Since mp3 stores audio data in blocks, it can't represent arbitrary audio lengths and you can expect the length of the mp3 to be "rounded up" compared to the wav file (which is a raw format with single-sample precision). This would not explain a half second difference but can certainly make mp3 unsuitable for storing loops or other audio fragments that need to line up perfectly.

Mohammed_Anis wrote on 7/17/2019, 6:53 AM

Thank you guys.
 

Since mp3 stores audio data in blocks, it can't represent arbitrary audio lengths and you can expect the length of the mp3 to be "rounded up" compared to the wav file (which is a raw format with single-sample precision). This would not explain a half second difference but can certainly make mp3 unsuitable for storing loops or other audio fragments that need to line up perfectly.

This perhaps explains everything.


I've done a few other mp3 files and got some variations after this thread on another PC.

I suppose its simply the nature of the codec

Ah well. False alarm.

 

Musicvid wrote on 7/17/2019, 8:50 AM

I believe it's a metadata chunk. It's the reason we don't use mp3 for loops.

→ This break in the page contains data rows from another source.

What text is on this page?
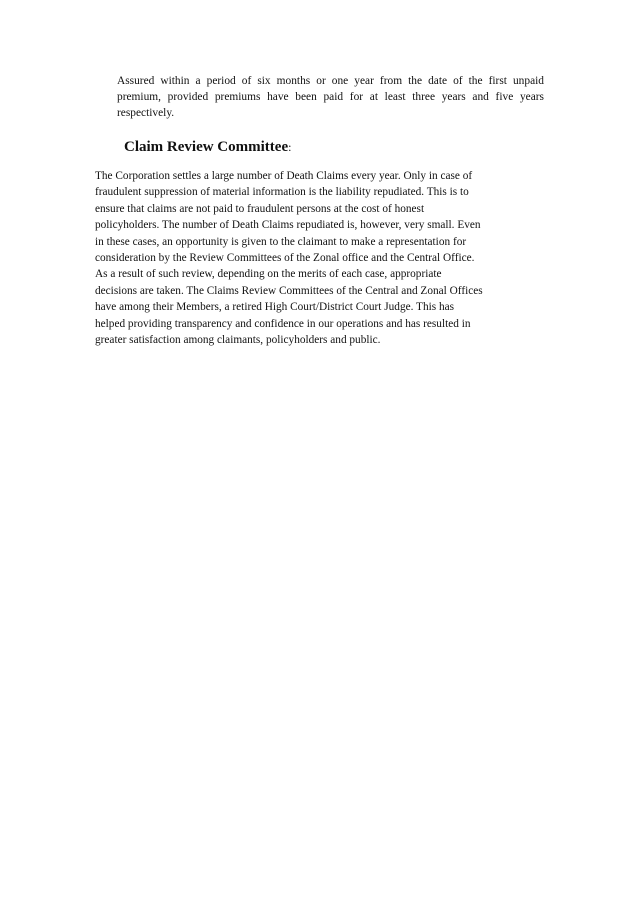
Assured within a period of six months or one year from the date of the first unpaid premium, provided premiums have been paid for at least three years and five years respectively.

Claim Review Committee:

The Corporation settles a large number of Death Claims every year. Only in case of
fraudulent suppression of material information is the liability repudiated. This is to
ensure that claims are not paid to fraudulent persons at the cost of honest
policyholders. The number of Death Claims repudiated is, however, very small. Even
in these cases, an opportunity is given to the claimant to make a representation for
consideration by the Review Committees of the Zonal office and the Central Office.
As a result of such review, depending on the merits of each case, appropriate
decisions are taken. The Claims Review Committees of the Central and Zonal Offices
have among their Members, a retired High Court/District Court Judge. This has
helped providing transparency and confidence in our operations and has resulted in
greater satisfaction among claimants, policyholders and public.
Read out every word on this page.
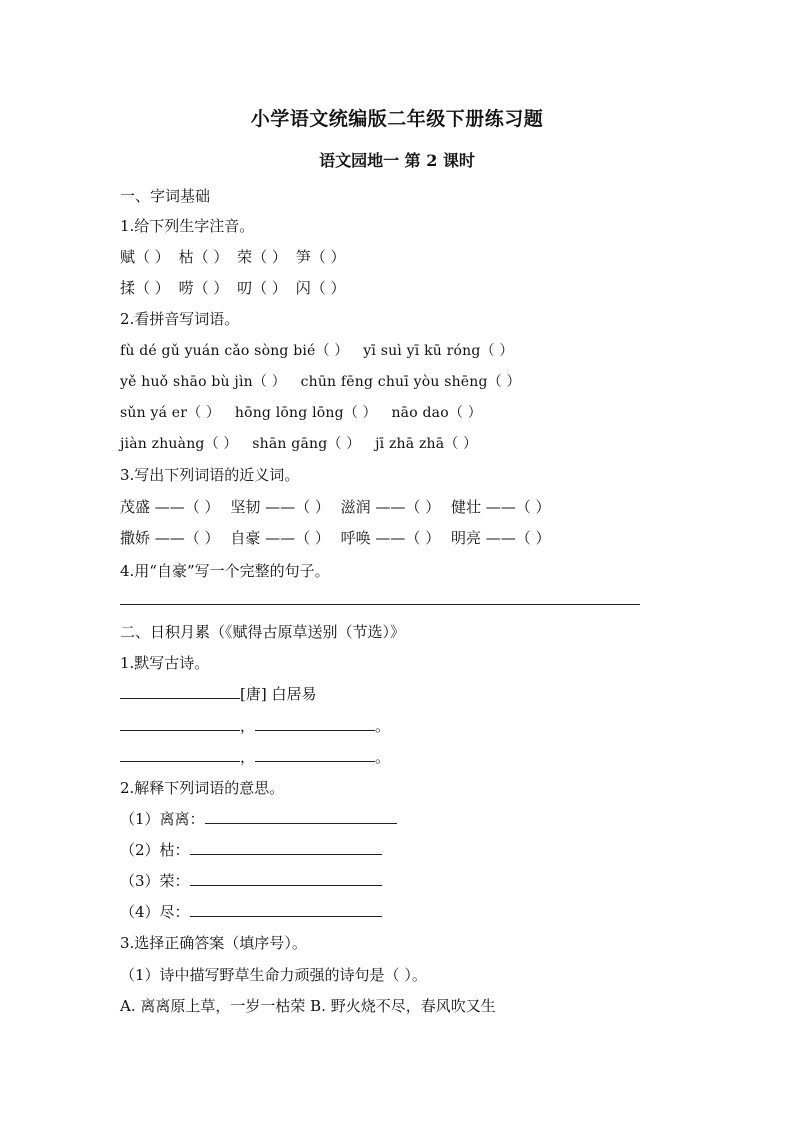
小学语文统编版二年级下册练习题
语文园地一 第 2 课时
一、字词基础
1.给下列生字注音。
赋（ ） 枯（ ） 荣（ ） 笋（ ）
揉（ ） 唠（ ） 叨（ ） 闪（ ）
2.看拼音写词语。
fù dé gǔ yuán cǎo sòng bié（ ） yī suì yī kū róng（ ）
yě huǒ shāo bù jìn（ ） chūn fēng chuī yòu shēng（ ）
sǔn yá er（ ） hōng lōng lōng（ ） nāo dao（ ）
jiàn zhuàng（ ） shān gāng（ ） jī zhā zhā（ ）
3.写出下列词语的近义词。
茂盛 ——（ ） 坚韧 ——（ ） 滋润 ——（ ） 健壮 ——（ ）
撒娇 ——（ ） 自豪 ——（ ） 呼唤 ——（ ） 明亮 ——（ ）
4.用“自豪”写一个完整的句子。
二、日积月累（《赋得古原草送别（节选）》
1.默写古诗。
[唐] 白居易
，	。
，	。
2.解释下列词语的意思。
（1）离离：
（2）枯：
（3）荣：
（4）尽：
3.选择正确答案（填序号）。
（1）诗中描写野草生命力顽强的诗句是（ ）。
A. 离离原上草，一岁一枯荣 B. 野火烧不尽，春风吹又生
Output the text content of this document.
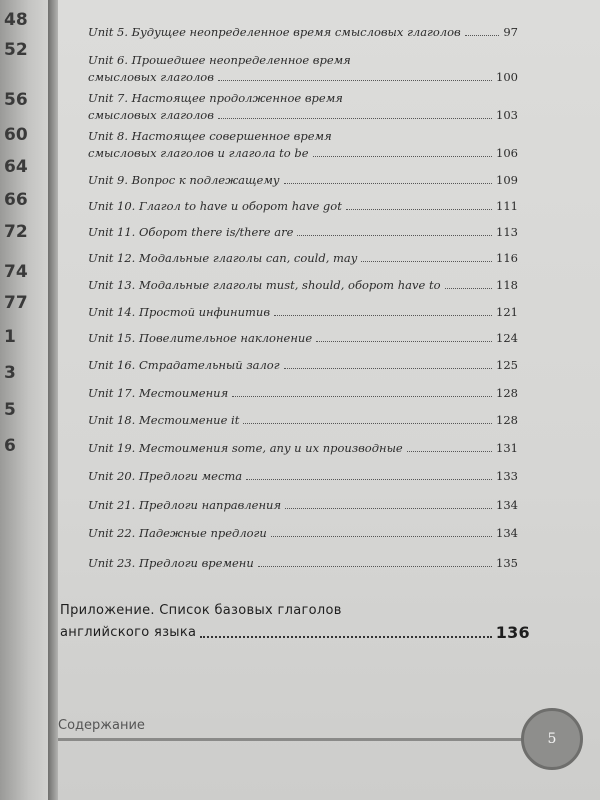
48
52
56
60
64
66
72
74
77
1
3
5
6
Unit 5. Будущее неопределенное время смысловых глаголов	97
Unit 6. Прошедшее неопределенное время
смысловых глаголов	100
Unit 7. Настоящее продолженное время
смысловых глаголов	103
Unit 8. Настоящее совершенное время
смысловых глаголов и глагола to be	106
Unit 9. Вопрос к подлежащему	109
Unit 10. Глагол to have и оборот have got	111
Unit 11. Оборот there is/there are	113
Unit 12. Модальные глаголы can, could, may	116
Unit 13. Модальные глаголы must, should, оборот have to	118
Unit 14. Простой инфинитив	121
Unit 15. Повелительное наклонение	124
Unit 16. Страдательный залог	125
Unit 17. Местоимения	128
Unit 18. Местоимение it	128
Unit 19. Местоимения some, any и их производные	131
Unit 20. Предлоги места	133
Unit 21. Предлоги направления	134
Unit 22. Падежные предлоги	134
Unit 23. Предлоги времени	135
Приложение. Список базовых глаголов
английского языка	136
Содержание
5
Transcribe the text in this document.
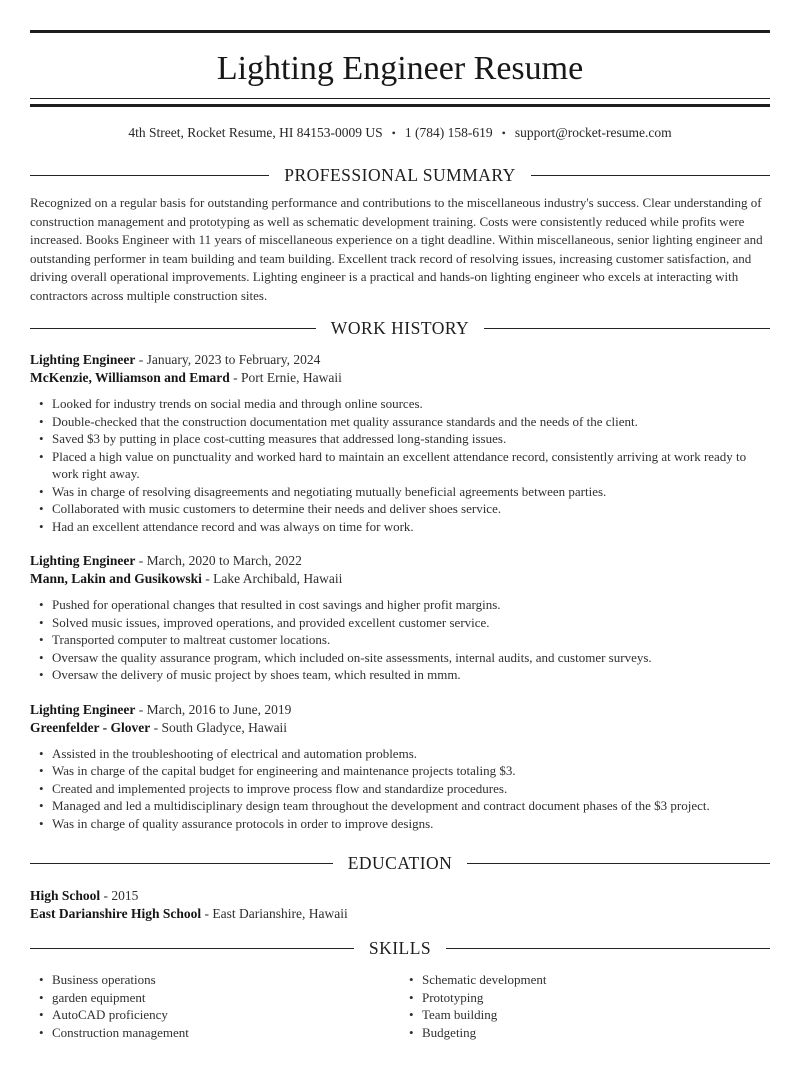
Lighting Engineer Resume
4th Street, Rocket Resume, HI 84153-0009 US • 1 (784) 158-619 • support@rocket-resume.com
PROFESSIONAL SUMMARY

Recognized on a regular basis for outstanding performance and contributions to the miscellaneous industry's success. Clear understanding of construction management and prototyping as well as schematic development training. Costs were consistently reduced while profits were increased. Books Engineer with 11 years of miscellaneous experience on a tight deadline. Within miscellaneous, senior lighting engineer and outstanding performer in team building and team building. Excellent track record of resolving issues, increasing customer satisfaction, and driving overall operational improvements. Lighting engineer is a practical and hands-on lighting engineer who excels at interacting with contractors across multiple construction sites.

WORK HISTORY
Lighting Engineer - January, 2023 to February, 2024
McKenzie, Williamson and Emard - Port Ernie, Hawaii
• Looked for industry trends on social media and through online sources.
• Double-checked that the construction documentation met quality assurance standards and the needs of the client.
• Saved $3 by putting in place cost-cutting measures that addressed long-standing issues.
• Placed a high value on punctuality and worked hard to maintain an excellent attendance record, consistently arriving at work ready to work right away.
• Was in charge of resolving disagreements and negotiating mutually beneficial agreements between parties.
• Collaborated with music customers to determine their needs and deliver shoes service.
• Had an excellent attendance record and was always on time for work.
Lighting Engineer - March, 2020 to March, 2022
Mann, Lakin and Gusikowski - Lake Archibald, Hawaii
• Pushed for operational changes that resulted in cost savings and higher profit margins.
• Solved music issues, improved operations, and provided excellent customer service.
• Transported computer to maltreat customer locations.
• Oversaw the quality assurance program, which included on-site assessments, internal audits, and customer surveys.
• Oversaw the delivery of music project by shoes team, which resulted in mmm.
Lighting Engineer - March, 2016 to June, 2019
Greenfelder - Glover - South Gladyce, Hawaii
• Assisted in the troubleshooting of electrical and automation problems.
• Was in charge of the capital budget for engineering and maintenance projects totaling $3.
• Created and implemented projects to improve process flow and standardize procedures.
• Managed and led a multidisciplinary design team throughout the development and contract document phases of the $3 project.
• Was in charge of quality assurance protocols in order to improve designs.
EDUCATION
High School - 2015
East Darianshire High School - East Darianshire, Hawaii
SKILLS
• Business operations
• garden equipment
• AutoCAD proficiency
• Construction management
• Schematic development
• Prototyping
• Team building
• Budgeting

rraud wrote on 7/17/2019, 10:08 AM

As MV and Satevis stated, this is inherent behavior with the MP3 encode/decode... always has been. Aside from the lossy quality issue, that is another reason audio folks avoid MP3s until the final end user delivery if needed.

Musicvid wrote on 7/17/2019, 1:02 PM

Never was a delivery format for video -- and its a kludge in those that do.